The study of man, as a genus and species of the animal world, conducted with reference to no other considerations than those which would be admitted by the investigator of any other form of animal life, has given rise to a special branch of biology, known, as Anthropology, which has grown with great rapidity. Numerous societies devoted to this portion of science have sprung up, and the energy of its devotees has produced a copious literature. The physical characters of the various races of men have been studied with a minuteness and accuracy heretofore unknown; and demonstrative evidence of the existence of human contemporaries of the extinct animals of the latest geological epoch has been obtained, physical science has thus been brought into the closest relation with history and with archæology; and the striking investigations which, during our time, have put beyond doubt the vast antiquity of Babylonian and Egyptian civilisation, are in perfect harmony with the conclusions of anthropology as to the antiquity of the human species.

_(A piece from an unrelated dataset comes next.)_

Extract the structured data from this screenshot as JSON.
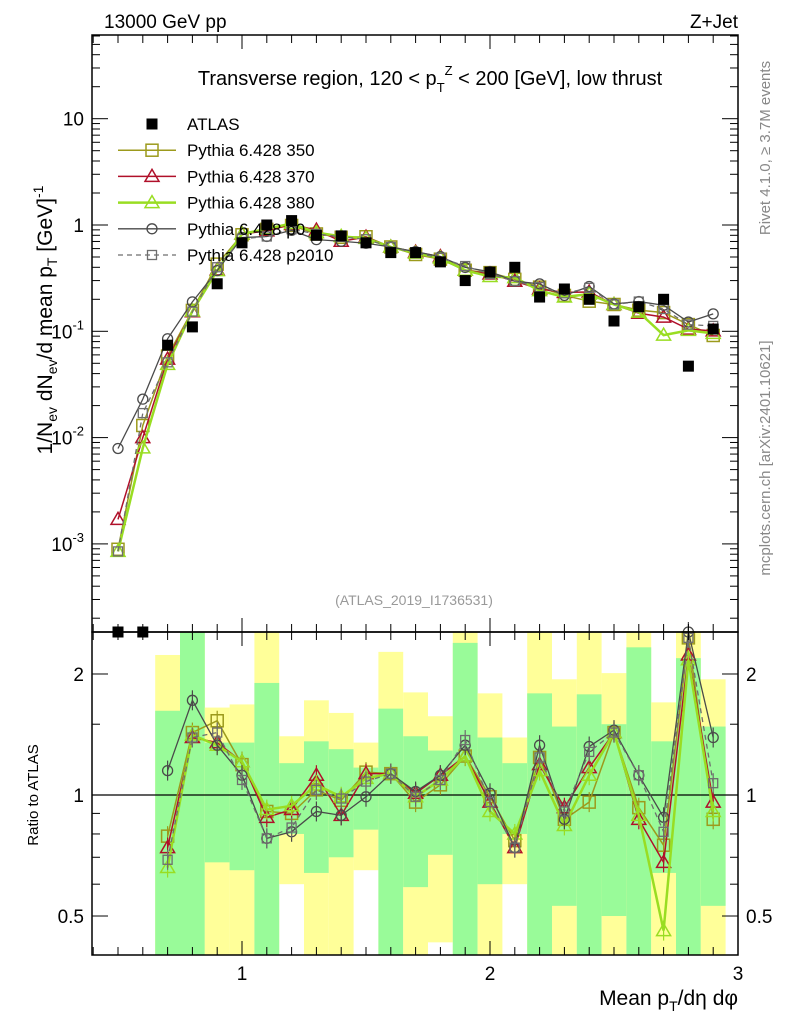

Classification is a logical process which consists in putting together those things which are like and keeping asunder those which are unlike; and a morphological classification, of course, takes notes only of morphological likeness and unlikeness. So long, therefore, as our morphological knowledge was almost wholly confined to anatomy, the characters of groups were solely anatomical; but as the phenomena of embryology were explored, the likeness and unlikeness of individual development had to be taken into account; and, at present, the study of ancestral evolution introduces a new element of likeness and unlikeness which is not only eminently deserving of recognition, but must ultimately predominate over all others. A classification which shall represent the process of ancestral evolution is, in fact, the end which the labors of the philosophical taxonomist must keep in view. But it is an end which cannot be attained until the progress of palæontology has given us far more insight than we yet possess, into the historical facts of the case. Much of the speculative 'phylogeny,' which abounds among my present contemporaries, reminds me very forcibly of the speculative morphology, unchecked by a knowledge of development, which was rife in my youth. As hypothesis, suggesting inquiry in this or that direction, it is often extremely useful; but, when the product of such speculation is placed on a level with those generalisations of morphological truths which are represented by the definitions of natural groups, it tends to confuse fancy with fact and to create mere confusion. We are in danger of drifting into a new 'Natur-Philosophie' worse than the old, because there is less excuse for it. Boyle did great service to science by his 'Sceptical Chemist,' and I am inclined to think that, at the present day, a 'Sceptical Biologist' might exert an equally beneficent influence.

Physiology.

Whoso wishes to gain a clear conception of the progress of physiology, since 1837, will do well to compare Müller's 'Physiology,' which appeared in 1835, and Drapiez's edition of Richard's 'Nouveaux Eléments de Botanique,' published in 1837, with any of the present handbooks of animals and vegetable physiology. Müller's work was a masterpiece, unsurpassed since the time of Haller, and Richard's book enjoyed a great reputation at the time; but their successors transport one into a new world. That which characterises the new physiology is that it is permeated by, and indeed based upon, conceptions which, though not wholly absent, are but dawning on the minds of the older writers.